The Key Bullish Events
The EU agreed in principle to cut 90% of oil imports from Russia by the end of 2022. This should tighten already tight global supplies.
The reopening of China is also underpinning prices. Traders are betting on a surge in demand from China after the easing of COVID-19 curbs.
Adding further to the bullish supply/demand situation are expectations of increased demand for crude oil products like heating oil and gasoline. Demand for the latter is expected to surge over the near-term due to the start of the summer driving season in the United States and Europe.
Weekly Technical Analysis
Weekly July WTI Crude Oil
Trend Indicator Analysis
The main trend is up according to the weekly swing chart. The main trend was reaffirmed this week when buyers took out the previous main top at $116.43.
A trade through $61.32 will change the main trend to down. This is highly unlikely, but due to the prolonged move up in terms of price and time, the market is currently inside the window of time for a potentially bearish closing price reversal top.
Retracement Level Analysis
The first minor range is $96.93 to $119.98. The market is currently trading on the strong side of its 50% level at $108.46, making it support.
The short-term range is $88.53 to $119.98. Its retracement zone at $104.26 to $100.54 is the best support and a value zone. Since the main trend is up, a break back into this area is likely to attract new buyers.
The main range is $61.32 to $119.98. Its retracement zone at $90.65 to $83.73 is controlling the long-term direction of the market.
Weekly Technical Forecast
The direction of the July WTI crude oil market the week-ending June 10 will be determined by trader reaction to $115.07.
Bullish Scenario
A sustained move over $115.07 will indicate the presence of buyers. If this move creates enough upside momentum then look for a retest of this week’s high at $119.98. This is a potential trigger point for a surge into a series of nearby futures contract highs at $121.17, $126.42 and $130.50.
Bearish Scenario
A sustained move under $115.07 will signal the presence of sellers. If this move creates enough downside momentum then look for a break into the first pivot at $108.46. Since the main trend is up, buyers could come in on a pullback into this level.
A break through $108.46 will indicate the selling pressure is getting stronger with $104.26 - $100.54 the next key target area. Look for stronger buying on a test of this area since it represents value.
A failure to hold $110.54 will be a sign of weakness and could trigger an acceleration to the downside with $90.65 the next major target.
Short-Term Outlook
Traders should continue to expect heightened volatility since we’re in a headline driven market. Our bias is still to the upside because of tight supply and expectations of stronger demand from China. This should be more than enough to offset the OPEC+ production increase.

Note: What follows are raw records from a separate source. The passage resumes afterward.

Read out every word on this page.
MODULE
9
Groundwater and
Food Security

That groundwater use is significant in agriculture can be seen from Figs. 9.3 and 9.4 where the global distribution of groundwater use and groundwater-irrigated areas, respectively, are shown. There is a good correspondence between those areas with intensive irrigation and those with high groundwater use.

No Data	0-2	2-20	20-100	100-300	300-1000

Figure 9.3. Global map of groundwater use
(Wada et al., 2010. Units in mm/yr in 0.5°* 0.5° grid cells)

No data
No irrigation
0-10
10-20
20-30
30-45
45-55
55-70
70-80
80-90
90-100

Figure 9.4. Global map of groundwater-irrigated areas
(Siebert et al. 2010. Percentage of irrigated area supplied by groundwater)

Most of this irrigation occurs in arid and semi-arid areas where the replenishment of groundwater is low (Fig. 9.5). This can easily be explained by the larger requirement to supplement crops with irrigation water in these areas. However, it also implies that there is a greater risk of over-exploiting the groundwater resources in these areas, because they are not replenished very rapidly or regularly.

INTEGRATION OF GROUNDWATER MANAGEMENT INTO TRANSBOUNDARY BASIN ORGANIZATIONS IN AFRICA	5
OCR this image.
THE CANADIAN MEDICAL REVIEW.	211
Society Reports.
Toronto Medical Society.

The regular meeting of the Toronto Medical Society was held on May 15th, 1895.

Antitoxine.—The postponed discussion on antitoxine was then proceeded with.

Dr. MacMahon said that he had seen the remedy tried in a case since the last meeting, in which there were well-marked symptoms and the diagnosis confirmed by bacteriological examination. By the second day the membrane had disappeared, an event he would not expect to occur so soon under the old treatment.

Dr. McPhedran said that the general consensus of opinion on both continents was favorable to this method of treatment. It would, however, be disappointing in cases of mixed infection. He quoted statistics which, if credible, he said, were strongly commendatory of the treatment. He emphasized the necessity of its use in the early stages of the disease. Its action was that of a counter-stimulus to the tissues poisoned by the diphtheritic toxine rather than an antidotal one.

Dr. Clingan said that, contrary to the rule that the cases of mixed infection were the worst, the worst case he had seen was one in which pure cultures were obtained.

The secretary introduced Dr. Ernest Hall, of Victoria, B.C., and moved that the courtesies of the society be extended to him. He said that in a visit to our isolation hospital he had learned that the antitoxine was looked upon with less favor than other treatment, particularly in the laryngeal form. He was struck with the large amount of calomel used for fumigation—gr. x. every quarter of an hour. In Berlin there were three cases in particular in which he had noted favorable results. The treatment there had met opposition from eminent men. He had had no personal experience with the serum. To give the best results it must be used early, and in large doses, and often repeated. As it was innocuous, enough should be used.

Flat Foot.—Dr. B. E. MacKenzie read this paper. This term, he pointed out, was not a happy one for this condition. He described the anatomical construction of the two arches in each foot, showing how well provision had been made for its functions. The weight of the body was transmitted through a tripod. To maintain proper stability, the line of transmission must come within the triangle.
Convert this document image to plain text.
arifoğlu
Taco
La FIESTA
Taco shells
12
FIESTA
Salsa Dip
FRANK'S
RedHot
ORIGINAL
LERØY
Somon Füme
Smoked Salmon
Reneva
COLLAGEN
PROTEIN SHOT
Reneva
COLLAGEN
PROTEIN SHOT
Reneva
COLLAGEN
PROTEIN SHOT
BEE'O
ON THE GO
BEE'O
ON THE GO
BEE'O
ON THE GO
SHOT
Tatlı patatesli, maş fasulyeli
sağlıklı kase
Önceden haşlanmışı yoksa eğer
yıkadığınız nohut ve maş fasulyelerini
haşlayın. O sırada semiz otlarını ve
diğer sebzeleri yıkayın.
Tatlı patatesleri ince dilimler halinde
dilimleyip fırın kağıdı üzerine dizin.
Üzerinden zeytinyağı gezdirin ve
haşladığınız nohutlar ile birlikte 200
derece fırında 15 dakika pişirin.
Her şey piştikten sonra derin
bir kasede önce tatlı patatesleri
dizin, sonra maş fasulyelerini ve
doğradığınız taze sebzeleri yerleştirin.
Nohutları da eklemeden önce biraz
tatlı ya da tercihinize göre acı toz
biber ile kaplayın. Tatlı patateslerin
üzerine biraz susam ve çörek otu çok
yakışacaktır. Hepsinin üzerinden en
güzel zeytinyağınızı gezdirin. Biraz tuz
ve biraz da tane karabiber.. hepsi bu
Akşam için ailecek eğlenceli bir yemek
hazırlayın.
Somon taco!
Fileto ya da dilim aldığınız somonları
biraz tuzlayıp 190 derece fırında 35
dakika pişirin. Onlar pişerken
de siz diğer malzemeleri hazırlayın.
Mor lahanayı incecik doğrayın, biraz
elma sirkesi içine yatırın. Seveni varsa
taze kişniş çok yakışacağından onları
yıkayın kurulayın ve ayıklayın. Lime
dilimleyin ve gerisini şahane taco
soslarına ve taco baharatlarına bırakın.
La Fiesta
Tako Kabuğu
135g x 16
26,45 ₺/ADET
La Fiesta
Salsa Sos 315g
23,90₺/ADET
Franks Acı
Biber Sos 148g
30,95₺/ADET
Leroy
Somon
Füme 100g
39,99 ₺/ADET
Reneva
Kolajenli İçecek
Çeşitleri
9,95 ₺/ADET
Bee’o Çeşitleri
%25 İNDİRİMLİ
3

The next major move in crude oil actually comes down to whether bullish traders are willing to chase the market higher by buying new highs, or if they are patient enough to play for a pullback into support.
If the market was sitting near weekly support, we would probably be seeing more aggressive buying based on the current fundamentals. But since the market is up 11 weeks from its March low, traders are a little hesitant to buy strength.
Because of the prolonged rally, the technical picture may determine the direction of next week’s trade. A close above $115.07 will indicate there are still new buyers willing to enter new positions at the current lofty levels.
However, a close under $115.07 on Friday will be a sign that the selling is greater than the buying at current levels. If confirmed next week with follow-through selling, we could see the start of a 2 – 3 week correction with $104.26 to $100.54 a potential target zone. A move into this area will likely be very attractive to new buyers.
This move won’t change the trend to down, but it will alleviate some of the upside pressure and overbought technical conditions.